Even though I’ve talked about not benchmarking against others the need to complete these goals become embedded in your psyche. You become very focussed on the track that you are on, in the same way that I run, you get into the zone and take one step at a time. Sometimes however when you are in that zone it’s hard to hear the voices that say you could do it differently, that you could take a break between stages, that you could take that afternoon off to refresh. In my case it was hard because I was on fixed term contracts for the first 13 years of my career, until after I had my PhD and FRCPath. There was therefore a ticking clock in my brain that if I didn’t demonstrate enough commitment, get enough done, that I would lose my job and a career I loved. Not only was I competing against myself but I was competing against time.

So how do we stop?

All of this drive has definitely had its benefits, as I said there are times when this self-competition is really helpful.

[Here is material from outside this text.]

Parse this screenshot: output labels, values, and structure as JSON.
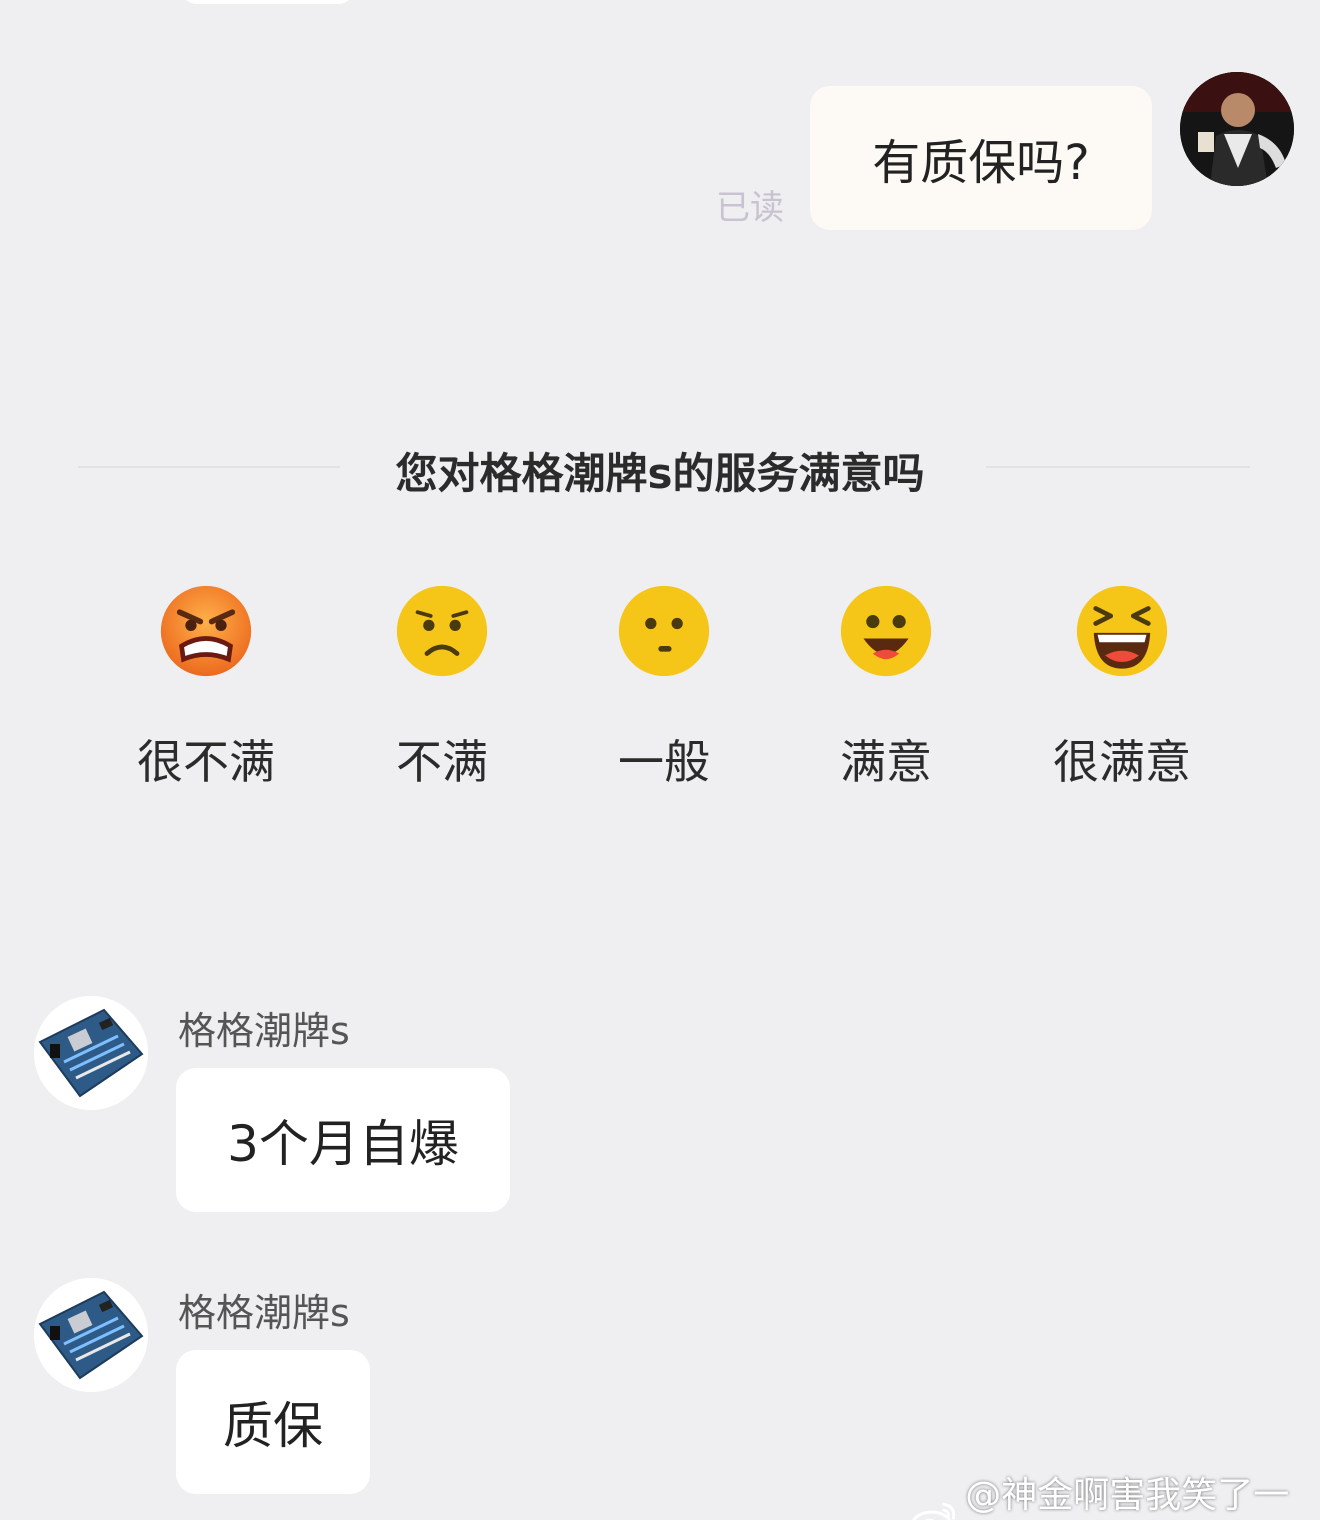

I would not have managed to get a consultant post or tick all the boxes that needed ticking without it. The issue is that how do you stop when it is no longer useful or even harmful?

I’m still working on this one but here are some things that I’ve found useful. The first one being is to listen to the balancing voices. There’s a lot of good in social media but it’s sometimes easy to only hear the things that re-enforce the fact that we should be working harder and doing more. There are other voices out there however that should make you stop and think about whether you can stop and take a break or just do it in a different way altogether, try and pay as much attention to these as the ones that drive you to keep doing what you’re doing.

Think more about who you are listening to when getting face to face advice. The day I broke my arm at least 3 people told me to go to A and E. I knew something wasn’t right but I listened to others that re-enforced my inner voice to keep going. It was my friends and family who were the ones that said to stop, the ones who prioritise me over Dr Cloutman-Green. Do yourself a favour and listen to these people more. Their priority is you, not the roster, not the deadlines and not the work. Amplify their voices in your mind rather than listening to others.

Finally I’m trying to become my own critical friend. If I was giving advice to someone on the situation I find myself in, would I tell them to push on or would I tell them to stop and rest so they can come back stronger? This is definitely a skill and I am definitely at amateur level right now, but I am working on giving myself permission, permission to leave on time, permission to eat lunch and permission to do things I enjoy that have nothing to do with work. I know some of you out there are so much better than I am at this, and as I said, I am a work in progress. I’m trying to remember therefore to enjoy the learning and the journey. Life after all is just a ride.